The apparent neglect of spring and autumn comes about purely because of the holiday seasons. There is summer and there is not-summer, aka winter, the one which the agency is insisting is better (however it might actually be defined). There is a coy promotional acknowledgement in being "ideal at any time of the year" that summer does exist: coy because the agency (and tourism ministry and indeed whole regional government) would rather like there to be fewer summer tourists and more winter tourists.
This confusion of seasons (and messages) is currently intended to promote all the wonders of Mallorca which aren't only to be found on a beach and under a blazing July sun. But there is, you may be unsurprised to know, absolutely nothing new with what the tourism agency is saying.
If one goes back to around the end of the 1950s, Mallorca was beginning to enjoy its purely summer sun-and-beach reputation. The boom had yet to really happen, but already there were attempts to diversify tourism across the seasons. The Fomento del Turismo (Mallorca Tourist Board), then responsible for promotion, produced a couple of posters. One, with fishing boats in the foreground and Palma Cathedral in the background, said: "You will also prefer Mallorca in the winter." The other, with a Tramuntana mountain and sea image, announced: "Visit Mallorca at any time of the year."
Nothing has therefore changed, only the political thinking behind promotional campaigns. But even getting on for 60 years ago, the two seasons of spring and autumn found it hard to make their presence known. If one goes back over the decades, there is little which has ever expressly promoted either season. There was one campaign, though, and it wasn't Mallorca-driven. It was by the airline Iberia.

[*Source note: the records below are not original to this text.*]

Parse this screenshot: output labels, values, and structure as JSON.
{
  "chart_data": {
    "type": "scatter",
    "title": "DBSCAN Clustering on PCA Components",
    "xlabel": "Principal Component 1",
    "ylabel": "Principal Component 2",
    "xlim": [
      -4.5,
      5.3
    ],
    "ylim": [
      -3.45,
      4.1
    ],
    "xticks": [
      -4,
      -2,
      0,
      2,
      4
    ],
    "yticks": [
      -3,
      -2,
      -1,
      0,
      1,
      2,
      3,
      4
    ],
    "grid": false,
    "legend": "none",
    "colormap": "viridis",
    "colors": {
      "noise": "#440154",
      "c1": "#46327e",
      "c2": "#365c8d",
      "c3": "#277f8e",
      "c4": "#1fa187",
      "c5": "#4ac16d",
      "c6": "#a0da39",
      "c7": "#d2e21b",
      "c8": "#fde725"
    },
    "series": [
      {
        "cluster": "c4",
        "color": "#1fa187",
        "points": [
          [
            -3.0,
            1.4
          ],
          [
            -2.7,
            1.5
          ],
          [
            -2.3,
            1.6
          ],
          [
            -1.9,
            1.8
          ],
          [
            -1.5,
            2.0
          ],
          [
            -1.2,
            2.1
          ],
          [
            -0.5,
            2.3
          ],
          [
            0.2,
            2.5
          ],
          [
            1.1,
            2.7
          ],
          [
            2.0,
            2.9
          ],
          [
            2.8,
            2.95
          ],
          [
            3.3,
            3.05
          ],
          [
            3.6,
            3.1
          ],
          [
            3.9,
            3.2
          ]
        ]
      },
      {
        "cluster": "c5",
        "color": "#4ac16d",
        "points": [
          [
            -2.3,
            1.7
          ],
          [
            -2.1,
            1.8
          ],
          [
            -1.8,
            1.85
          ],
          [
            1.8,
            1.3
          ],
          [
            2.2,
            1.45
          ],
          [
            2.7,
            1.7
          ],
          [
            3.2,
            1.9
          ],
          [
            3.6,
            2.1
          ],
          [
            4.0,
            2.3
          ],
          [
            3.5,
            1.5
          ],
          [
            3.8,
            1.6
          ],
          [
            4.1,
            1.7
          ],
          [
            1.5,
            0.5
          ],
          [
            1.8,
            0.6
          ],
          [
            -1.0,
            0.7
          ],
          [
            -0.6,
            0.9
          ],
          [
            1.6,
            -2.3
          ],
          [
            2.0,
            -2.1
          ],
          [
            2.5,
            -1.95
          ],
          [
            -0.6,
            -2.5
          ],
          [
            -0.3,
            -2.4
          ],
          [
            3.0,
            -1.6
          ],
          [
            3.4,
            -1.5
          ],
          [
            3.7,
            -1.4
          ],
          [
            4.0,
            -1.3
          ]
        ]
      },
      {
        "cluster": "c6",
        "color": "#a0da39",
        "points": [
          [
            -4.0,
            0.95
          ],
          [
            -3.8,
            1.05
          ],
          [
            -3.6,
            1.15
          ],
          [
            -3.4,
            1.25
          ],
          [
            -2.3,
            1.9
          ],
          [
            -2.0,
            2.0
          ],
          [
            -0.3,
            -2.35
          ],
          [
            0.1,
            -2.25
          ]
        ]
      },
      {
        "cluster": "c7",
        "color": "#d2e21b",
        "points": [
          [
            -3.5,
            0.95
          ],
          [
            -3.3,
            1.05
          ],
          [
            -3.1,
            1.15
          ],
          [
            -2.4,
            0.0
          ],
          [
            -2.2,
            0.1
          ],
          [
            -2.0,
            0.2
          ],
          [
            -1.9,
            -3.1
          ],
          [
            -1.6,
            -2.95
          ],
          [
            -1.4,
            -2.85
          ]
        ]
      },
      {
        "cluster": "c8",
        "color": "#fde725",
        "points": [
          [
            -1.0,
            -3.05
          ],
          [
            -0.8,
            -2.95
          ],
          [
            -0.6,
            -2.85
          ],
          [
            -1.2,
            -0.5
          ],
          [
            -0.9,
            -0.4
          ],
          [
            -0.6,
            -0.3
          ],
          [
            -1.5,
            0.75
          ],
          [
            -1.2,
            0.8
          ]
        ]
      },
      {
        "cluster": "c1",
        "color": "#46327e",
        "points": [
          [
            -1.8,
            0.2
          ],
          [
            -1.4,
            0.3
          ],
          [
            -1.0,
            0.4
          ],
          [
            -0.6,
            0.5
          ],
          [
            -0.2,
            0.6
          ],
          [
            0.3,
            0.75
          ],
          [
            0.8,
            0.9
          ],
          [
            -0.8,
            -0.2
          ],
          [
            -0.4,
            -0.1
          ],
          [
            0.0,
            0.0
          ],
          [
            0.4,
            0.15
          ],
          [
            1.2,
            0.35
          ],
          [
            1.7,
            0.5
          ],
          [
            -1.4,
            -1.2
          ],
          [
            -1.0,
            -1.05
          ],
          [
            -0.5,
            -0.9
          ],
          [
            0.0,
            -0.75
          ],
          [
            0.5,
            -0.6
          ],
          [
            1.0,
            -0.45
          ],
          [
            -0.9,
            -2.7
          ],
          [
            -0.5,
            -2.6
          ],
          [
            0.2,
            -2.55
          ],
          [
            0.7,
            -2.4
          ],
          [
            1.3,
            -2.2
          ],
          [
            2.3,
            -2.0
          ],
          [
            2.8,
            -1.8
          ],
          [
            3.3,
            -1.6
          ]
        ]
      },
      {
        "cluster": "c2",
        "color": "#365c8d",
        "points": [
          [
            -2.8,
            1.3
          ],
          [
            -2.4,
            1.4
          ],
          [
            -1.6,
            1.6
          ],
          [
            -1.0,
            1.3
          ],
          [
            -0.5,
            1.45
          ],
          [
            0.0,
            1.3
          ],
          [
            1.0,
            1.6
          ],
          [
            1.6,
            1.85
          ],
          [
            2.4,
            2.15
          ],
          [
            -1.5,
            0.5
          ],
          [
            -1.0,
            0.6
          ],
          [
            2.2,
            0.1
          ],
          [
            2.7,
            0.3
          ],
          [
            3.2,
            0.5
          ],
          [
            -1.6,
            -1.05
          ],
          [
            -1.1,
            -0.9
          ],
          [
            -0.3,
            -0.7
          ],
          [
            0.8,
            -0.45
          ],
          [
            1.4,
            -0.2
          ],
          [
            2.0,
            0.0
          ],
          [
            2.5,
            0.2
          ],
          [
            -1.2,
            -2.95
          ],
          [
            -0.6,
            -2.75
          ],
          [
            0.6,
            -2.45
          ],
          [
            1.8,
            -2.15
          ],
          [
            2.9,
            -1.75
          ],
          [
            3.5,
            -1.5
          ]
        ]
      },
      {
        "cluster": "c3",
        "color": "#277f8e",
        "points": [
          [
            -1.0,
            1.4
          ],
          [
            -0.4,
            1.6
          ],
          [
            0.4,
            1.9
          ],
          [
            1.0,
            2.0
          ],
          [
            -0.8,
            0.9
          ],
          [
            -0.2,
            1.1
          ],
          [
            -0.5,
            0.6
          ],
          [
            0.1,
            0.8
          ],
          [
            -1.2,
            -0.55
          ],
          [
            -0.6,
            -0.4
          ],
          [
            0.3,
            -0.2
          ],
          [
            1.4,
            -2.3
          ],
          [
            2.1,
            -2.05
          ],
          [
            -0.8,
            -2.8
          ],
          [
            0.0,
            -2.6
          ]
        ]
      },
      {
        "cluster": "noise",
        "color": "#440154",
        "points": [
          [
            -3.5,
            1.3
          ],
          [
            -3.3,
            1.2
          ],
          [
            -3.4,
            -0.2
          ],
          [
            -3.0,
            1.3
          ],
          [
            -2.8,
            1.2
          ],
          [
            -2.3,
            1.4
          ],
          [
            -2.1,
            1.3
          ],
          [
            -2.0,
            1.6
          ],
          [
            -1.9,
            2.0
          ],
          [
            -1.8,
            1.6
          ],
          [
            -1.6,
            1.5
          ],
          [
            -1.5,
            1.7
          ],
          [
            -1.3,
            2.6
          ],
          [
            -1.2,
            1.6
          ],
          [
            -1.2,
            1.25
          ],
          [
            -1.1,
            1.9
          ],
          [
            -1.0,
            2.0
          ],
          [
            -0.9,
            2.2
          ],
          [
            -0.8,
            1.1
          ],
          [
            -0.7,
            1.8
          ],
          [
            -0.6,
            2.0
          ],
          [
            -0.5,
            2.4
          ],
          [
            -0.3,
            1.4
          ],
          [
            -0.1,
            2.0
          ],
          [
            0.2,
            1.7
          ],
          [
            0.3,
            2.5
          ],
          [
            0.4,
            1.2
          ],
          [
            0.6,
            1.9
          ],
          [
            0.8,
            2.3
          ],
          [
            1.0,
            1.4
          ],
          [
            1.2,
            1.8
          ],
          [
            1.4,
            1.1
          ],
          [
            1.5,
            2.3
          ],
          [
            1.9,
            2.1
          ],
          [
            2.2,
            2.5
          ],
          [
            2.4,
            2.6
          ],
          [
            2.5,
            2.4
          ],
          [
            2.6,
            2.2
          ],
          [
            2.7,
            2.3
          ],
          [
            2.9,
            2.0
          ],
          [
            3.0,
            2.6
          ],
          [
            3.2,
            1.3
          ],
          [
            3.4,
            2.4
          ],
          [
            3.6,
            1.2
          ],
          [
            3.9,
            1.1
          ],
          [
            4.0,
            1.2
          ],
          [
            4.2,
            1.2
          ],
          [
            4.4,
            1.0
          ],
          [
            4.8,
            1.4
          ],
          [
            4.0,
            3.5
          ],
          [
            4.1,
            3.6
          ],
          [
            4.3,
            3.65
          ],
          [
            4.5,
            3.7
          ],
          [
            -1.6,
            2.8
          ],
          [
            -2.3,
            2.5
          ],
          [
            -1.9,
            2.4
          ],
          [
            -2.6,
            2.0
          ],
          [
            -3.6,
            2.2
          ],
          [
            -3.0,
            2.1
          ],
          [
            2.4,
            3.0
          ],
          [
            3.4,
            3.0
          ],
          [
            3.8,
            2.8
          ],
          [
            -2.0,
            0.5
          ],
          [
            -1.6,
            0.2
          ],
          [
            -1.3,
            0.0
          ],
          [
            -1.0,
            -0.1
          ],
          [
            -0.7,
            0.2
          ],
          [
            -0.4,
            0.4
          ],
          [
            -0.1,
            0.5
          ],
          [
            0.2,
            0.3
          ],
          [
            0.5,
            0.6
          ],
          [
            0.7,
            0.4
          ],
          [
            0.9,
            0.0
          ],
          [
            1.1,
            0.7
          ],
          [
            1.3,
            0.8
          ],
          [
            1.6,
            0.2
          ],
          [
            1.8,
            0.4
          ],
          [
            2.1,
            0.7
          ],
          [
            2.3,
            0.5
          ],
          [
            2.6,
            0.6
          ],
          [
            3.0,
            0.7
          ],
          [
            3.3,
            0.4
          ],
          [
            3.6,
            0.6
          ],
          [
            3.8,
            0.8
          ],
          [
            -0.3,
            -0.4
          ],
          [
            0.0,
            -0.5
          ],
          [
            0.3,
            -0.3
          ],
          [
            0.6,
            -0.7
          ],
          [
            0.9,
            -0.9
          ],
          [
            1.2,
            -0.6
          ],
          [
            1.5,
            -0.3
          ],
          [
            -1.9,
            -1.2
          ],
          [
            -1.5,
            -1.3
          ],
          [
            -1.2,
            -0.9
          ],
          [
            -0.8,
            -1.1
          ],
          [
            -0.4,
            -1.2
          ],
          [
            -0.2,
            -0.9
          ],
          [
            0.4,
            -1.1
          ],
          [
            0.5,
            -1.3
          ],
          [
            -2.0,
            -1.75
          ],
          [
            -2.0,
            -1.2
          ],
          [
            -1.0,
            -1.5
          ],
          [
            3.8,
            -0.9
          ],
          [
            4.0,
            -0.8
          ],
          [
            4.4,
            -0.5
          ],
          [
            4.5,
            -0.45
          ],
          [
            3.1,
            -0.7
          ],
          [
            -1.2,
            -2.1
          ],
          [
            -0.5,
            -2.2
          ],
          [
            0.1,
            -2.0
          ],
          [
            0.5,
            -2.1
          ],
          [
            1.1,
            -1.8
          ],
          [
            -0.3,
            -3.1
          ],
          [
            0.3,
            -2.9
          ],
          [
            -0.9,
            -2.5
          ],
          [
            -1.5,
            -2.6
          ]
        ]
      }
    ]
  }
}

I'm unsure when this campaign was developed. It is quite possible that it coincided with the elimination of visa requirements for US visitors coming to Spain. That was in 1953. The following year, an amendment to international rules for civil aviation, was good news for Spain. Charter planes were permitted. Iberia responded by expanding its fleet principally for transatlantic flights.
The poster for this campaign featured a lady in a swimsuit, an almond tree in early blossom (at least I think that's what it's meant to be), the sea and a plane. The slogan read - "Mallorca, island of everlasting spring" - and yes, it was Mallorca with two l's. This may, I'm guessing, be because it wasn't aimed at the British. (The almond blossom, incidentally, is included in a very similar way to which the artist Erwin Hubert had used it in a scene from the early 1930s.)

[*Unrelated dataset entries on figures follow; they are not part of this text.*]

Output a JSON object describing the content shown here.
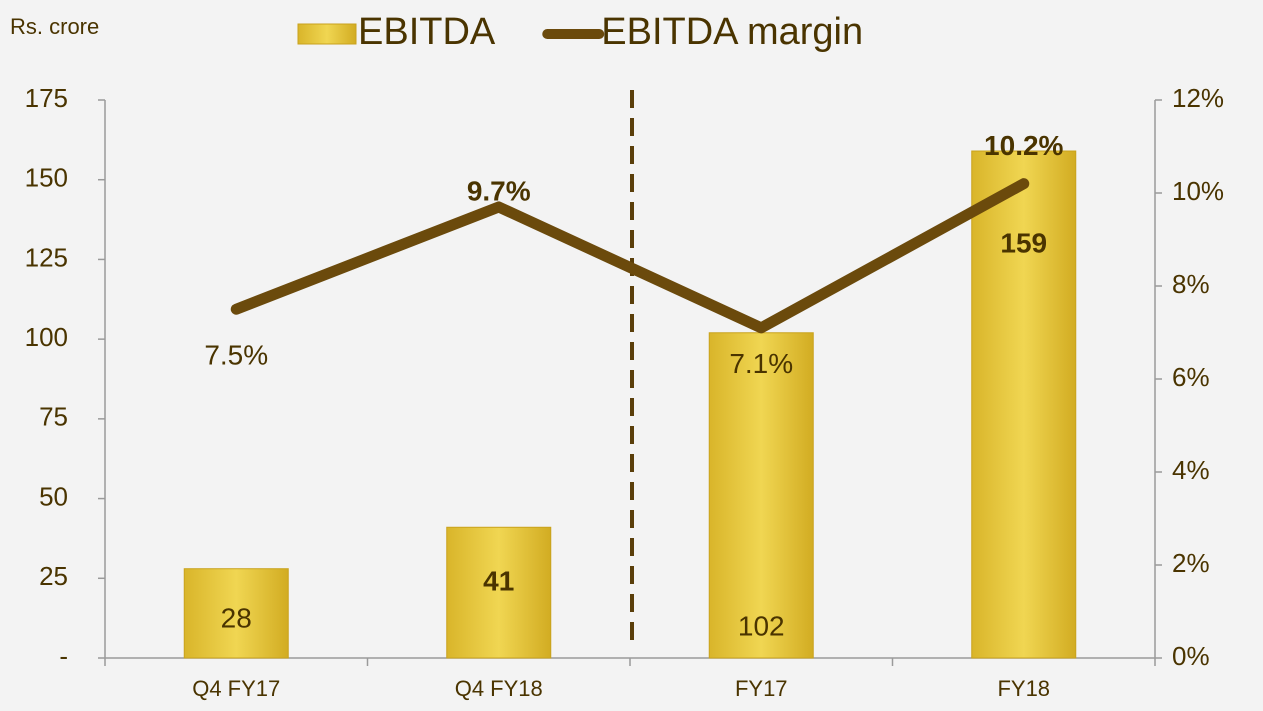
{
  "chart_data": {
    "type": "bar_line",
    "y_label": "Rs. crore",
    "categories": [
      "Q4 FY17",
      "Q4 FY18",
      "FY17",
      "FY18"
    ],
    "series": [
      {
        "name": "EBITDA",
        "type": "bar",
        "color": "#e8c83c",
        "values": [
          28,
          41,
          102,
          159
        ]
      },
      {
        "name": "EBITDA margin",
        "type": "line",
        "axis": "y2",
        "color": "#6b4a0c",
        "values": [
          7.5,
          9.7,
          7.1,
          10.2
        ],
        "value_labels": [
          "7.5%",
          "9.7%",
          "7.1%",
          "10.2%"
        ]
      }
    ],
    "ylim": [
      0,
      175
    ],
    "yticks": [
      {
        "value": 0,
        "label": "-"
      },
      25,
      50,
      75,
      100,
      125,
      150,
      175
    ],
    "y2lim": [
      0,
      12
    ],
    "y2ticks": [
      {
        "value": 0,
        "label": "0%"
      },
      {
        "value": 2,
        "label": "2%"
      },
      {
        "value": 4,
        "label": "4%"
      },
      {
        "value": 6,
        "label": "6%"
      },
      {
        "value": 8,
        "label": "8%"
      },
      {
        "value": 10,
        "label": "10%"
      },
      {
        "value": 12,
        "label": "12%"
      }
    ],
    "legend": "top"
  }
}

Why use spring, though? Well, let's face it you wouldn't promote everlasting autumn or winter. Everlasting summer? Not really no. Spring is a bit farfetched when it is reaching a hundred in mid-summer or when the island is being battered by January winds and drowning under floods, but spring does perhaps lend itself to a more accurate impression of the climate when the year is taken as a whole. On average, the temperatures are springlike.
You may not know that 21 March is World Poetry Day. It marks the start of spring. And in Mallorca this is pertinent. Some of the finest poetry has been inspired by spring, and one of the finest and most famous poems is Miquel Costa i Llobera's El Pi de Formentor, the Pine of Formentor.
Costa i Llobera's pine withstands all seasons and all that can be thrown at it by the weather. It isn't a poem, therefore, about spring as such. The poet loves a tree. He says as much. This tree is older than an olive. It is mightier than an oak. It is greener than an orange. It is the pine and its leaves conserve something. They conserve eternal spring. Eternal or everlasting? Maybe someone at Iberia had read a poem.